La vidéo, révélée par l’Expressen, a été publiée le même jour qu’un article à propos de Zlatan Ibrahimovic´, le plus grand joueur de l’histoire du football suédois. Ibrahimovic´ est né et a grandi à Rosengård, un quartier pauvre de Malmö – que les Démocrates suédois ont par ailleurs choisi pour illustrer le déclin social engendré par l’immigration dans le pays. Au moment où Ibrahimovic´ marquait à lui tout seul quatre buts contre l’Angleterre, se permettant même une bicyclette historique en fin de match, les Démocrates suédois se réunissaient dans leurs bureaux et décidaient de démettre Erik Almqvist de ses fonctions. Kent Ekeroth, de son côté, écopait d’un « congé » temporaire. Aucun des trois membres impliqués dans l’incident n’a été expulsé du parti ou du Parlement. Ils seront de retour sous peu. Avec des centaines de bureaux locaux, 6 000 membres et des dizaines de publications dévouées à leur cause sur Internet, l’existence des Démocrates suédois ne sera vraisemblablement pas affectée par ce fait divers. Cependant, l’affaire aura révélé aux Suédois les dérives inquiétantes de plusieurs membres éminents du parti.

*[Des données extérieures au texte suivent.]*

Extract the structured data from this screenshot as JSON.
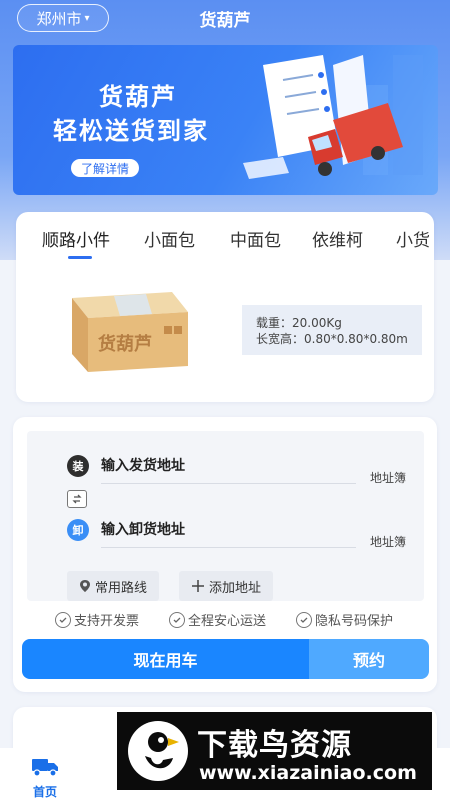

Malheureusement, l’ombre néonazie s’étend bien au-delà de la Suède. L’histoire des Démocrates suédois n’est qu’une infime partie de l’histoire de l’Europe. En Hongrie, la Garde hongroise du parti Jobbik (le Mouvement pour une meilleure Hongrie) continue de persécuter les Juifs et les Roms du pays. En Grèce, l’Aube Dorée attaque régulièrement les commerces tenus par des immigrés. À Coccaglio, en Italie, la Ligue du Nord a organisé un « Noël blanc » au cours duquel des miliciens ont écumé les quartiers de la ville à la recherche de familles de sans-papiers. En Norvège, un supporter déclaré des Démocrates suédois a tué 77 personnes pour leur supposé « multiculturalisme ». Alors que nous traversons un épisode clé de l’histoire, lâchés au beau milieu d’une crise économique d’une envergure sans précédent, l’Europe s’engouffre peu à peu dans un tunnel noir fait d’autorité, de violence et de xénophobie – le même qui a engendré la dernière guerre mondiale.